C’est forcément compliqué parce que, comme on a cet objectif de décentralisation, on reste sur des petites unités et des petits groupes et des outils qui ne géreront jamais l’intégralité des besoins de l’utilisateur. Là, pour le coup, notre rôle à La Quadrature, peut-être plus que de développer des outils, il est, en tout cas ce type d’outils-là, il est d’expliquer et de promouvoir l’accès à ces outils, et puis aussi d’expliquer. Il y a vraiment les deux versants : expliquer aux utilisateurs qu’il va falloir, peut-être, faire un petit effort pour redécentraliser ses communications, et puis, de l’autre côté discuter aussi et travailler avec les développeurs de ces outils pour faire remonter ou pour travailler sur l’ergonomie, sur l’interface, sur l’accès. Quand on est un super développeur, tout à fait à l’aise avec les outils de chiffrement par exemple, on peut avoir tendance à oublier à quel point ça peut être difficile d’accès.

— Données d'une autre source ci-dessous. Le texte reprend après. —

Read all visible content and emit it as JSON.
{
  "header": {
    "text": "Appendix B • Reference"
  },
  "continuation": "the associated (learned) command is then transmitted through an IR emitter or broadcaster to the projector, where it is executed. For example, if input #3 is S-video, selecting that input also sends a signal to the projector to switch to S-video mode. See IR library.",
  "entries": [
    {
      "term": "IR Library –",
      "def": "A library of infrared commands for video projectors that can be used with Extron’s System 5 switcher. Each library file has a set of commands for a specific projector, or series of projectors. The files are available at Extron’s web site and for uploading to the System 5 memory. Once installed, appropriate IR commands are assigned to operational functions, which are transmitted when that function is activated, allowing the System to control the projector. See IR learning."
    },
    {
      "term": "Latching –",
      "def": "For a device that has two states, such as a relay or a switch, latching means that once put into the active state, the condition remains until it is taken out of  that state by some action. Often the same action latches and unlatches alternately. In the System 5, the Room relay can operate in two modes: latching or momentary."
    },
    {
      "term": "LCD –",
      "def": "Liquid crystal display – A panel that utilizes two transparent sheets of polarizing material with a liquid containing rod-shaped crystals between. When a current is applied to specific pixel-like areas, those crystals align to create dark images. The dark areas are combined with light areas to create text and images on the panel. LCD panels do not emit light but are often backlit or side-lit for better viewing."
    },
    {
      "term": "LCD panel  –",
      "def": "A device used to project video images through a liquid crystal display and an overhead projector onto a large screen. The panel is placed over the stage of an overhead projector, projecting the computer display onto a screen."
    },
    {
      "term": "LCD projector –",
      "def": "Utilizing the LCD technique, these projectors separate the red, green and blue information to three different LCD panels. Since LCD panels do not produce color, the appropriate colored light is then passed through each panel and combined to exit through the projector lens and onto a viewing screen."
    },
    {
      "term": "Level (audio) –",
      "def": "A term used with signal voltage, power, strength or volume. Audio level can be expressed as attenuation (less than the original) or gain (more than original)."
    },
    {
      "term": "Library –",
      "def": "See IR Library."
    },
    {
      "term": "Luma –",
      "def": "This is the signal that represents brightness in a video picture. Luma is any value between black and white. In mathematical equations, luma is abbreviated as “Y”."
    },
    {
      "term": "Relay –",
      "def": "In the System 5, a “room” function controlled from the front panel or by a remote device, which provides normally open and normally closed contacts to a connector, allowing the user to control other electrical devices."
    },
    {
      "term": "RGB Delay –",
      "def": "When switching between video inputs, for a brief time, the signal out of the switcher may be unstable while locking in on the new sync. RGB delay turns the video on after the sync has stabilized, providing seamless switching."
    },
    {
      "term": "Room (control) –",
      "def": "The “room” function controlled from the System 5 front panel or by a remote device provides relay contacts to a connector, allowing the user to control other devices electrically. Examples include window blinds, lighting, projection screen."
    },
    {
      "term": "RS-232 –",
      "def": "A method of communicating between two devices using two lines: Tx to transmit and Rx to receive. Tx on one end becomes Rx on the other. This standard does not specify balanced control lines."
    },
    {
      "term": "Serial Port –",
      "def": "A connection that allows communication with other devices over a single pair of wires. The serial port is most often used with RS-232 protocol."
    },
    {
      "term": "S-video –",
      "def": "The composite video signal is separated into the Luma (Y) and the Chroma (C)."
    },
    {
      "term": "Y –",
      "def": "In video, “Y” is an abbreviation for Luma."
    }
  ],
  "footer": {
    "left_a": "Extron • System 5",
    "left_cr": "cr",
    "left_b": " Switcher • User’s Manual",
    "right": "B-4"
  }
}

Ici, à La Quadrature, on a des pratiques de communication assez sécurisées. Par exemple on utilise GPG toute la journée, on chiffre tous nos mails, nos listes de discussion sont chiffrées. Une fois que c’est bien paramétré, ça marche tout seul. Il y a toujours ce risque d’oublier ce que c’est que d’installer et d’utiliser des outils de chiffrement pour quelqu’un qui n’est pas du tout à l’aise avec l’informatique. Ça c’est un point super important. Notre rôle est là, dans cette explication, cette interface des deux côtés. Et puis il est surtout de faire prendre conscience de l’importance de cette protection des données, parce que, bien trop souvent, on a un discours super fataliste des gens avec qui ont parle qui disent soit :« Ah, mais de toutes façons l’exploitation des données à des fin publicitaires, ça a toujours été comme ça, on ne pourra pas s’en passer ! » Alors ils se protègent avec un coup d’AdBlock, un coup de bloqueur de pubs, de bloqueur de tracker, mais finalement il n’y a pas de remise en question du système. Une espèce de fatalisme comme quoi, de toute façon, on sera pisté tout le temps. Et dans l’autre sens, vis-à-vis des États, parce qu’il y a vraiment toujours cette double exploitation État et entreprise, du côté des États il y a ce côté : « De toute façon moi c’est bon, je ne suis pas dangereux, je n’ai rien à cacher, je n’ai rien à me reprocher donc ils ne viendront pas me chercher. Et puis, de toute façon, je ne pourrai pas le savoir, de toute façon je ne verrai rien, de toute façon on ne peut rien y faire ! » Donc il y a cette espèce de fatalisme qui est vraiment à combattre en disant eh bien non, c’est à nous aussi, par nos pratiques de faire monter le coût de la surveillance, d’empêcher d’utiliser sciemment des outils dont on sait que ce sera compliqué d’aller les craquer et de les utiliser tout le temps. Pas que juste quand on a besoin d’envoyer un truc super sensible, mais de les utiliser tout le temps. Ça demande vraiment des changements de pratiques et de l’éducation.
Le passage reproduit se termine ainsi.